In this meeting, after Hossein Ronaghi's transfer to prison, the security officials were worried about the "repetition of Mehsa Amini's case" because of his health condition, and it is mentioned that Ronaghi is an Azari, and they compare him with Sattar Khan, the hero of Persian Constitutional Revolution. In the file, it is said that Ronagi's legs are broken in prison and his weight is greatly reduced due to hunger strike. On the other hand, due to the aggravation of Ronaghi's heart disease, the officials were worried about the possibility of his "stroke". In the following, Ghoreyshi stated that "We said that a photo should be published showing that he is healthy, sitting and his family is with him. A decision was made within two hours, he was taken there, his picture was taken and we transferred him to another hospital... he is still not well and has a heart problem. He also has many fans." According to the leaked audio file, Iran's Judiciary Media Center, published the photo of Ronaghi and his mother to "calm the situation" and to show Ronaghi's health is in "good condition".

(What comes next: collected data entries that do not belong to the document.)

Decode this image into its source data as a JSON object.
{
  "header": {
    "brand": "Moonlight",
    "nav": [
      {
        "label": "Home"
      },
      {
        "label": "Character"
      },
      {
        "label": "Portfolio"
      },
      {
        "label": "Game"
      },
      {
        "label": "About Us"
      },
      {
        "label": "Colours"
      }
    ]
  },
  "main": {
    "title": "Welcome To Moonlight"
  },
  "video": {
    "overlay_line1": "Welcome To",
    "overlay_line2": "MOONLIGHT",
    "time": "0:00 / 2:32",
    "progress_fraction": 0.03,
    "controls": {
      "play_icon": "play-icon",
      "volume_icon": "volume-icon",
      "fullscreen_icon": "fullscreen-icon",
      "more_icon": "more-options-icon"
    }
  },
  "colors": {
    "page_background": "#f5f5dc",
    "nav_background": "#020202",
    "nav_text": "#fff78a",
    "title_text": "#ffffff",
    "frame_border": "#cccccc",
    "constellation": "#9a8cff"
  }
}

=== Most searched on Google ===
In a Google Trends survey of Iranian users' statistics, in November 2022, the term "Hossein Ronaghi" was among the most searched on Google in Iran. 2022 FIFA World Cup, Dollar price, Lottery, Virtual private network, Abdolhamid Ismaeelzahi and Toomaj Salehi were also among the other searched terms in this month.

=== Protest action ===
In the morning of Sunday, 17 November, Hossein Ronagi published a video on social networks and announced that he will sit in front of the Islamic Revolutionary Court in protest against the crimes of the Islamic Republic. Hours later, he published a photo of himself with sewn lips on social networks.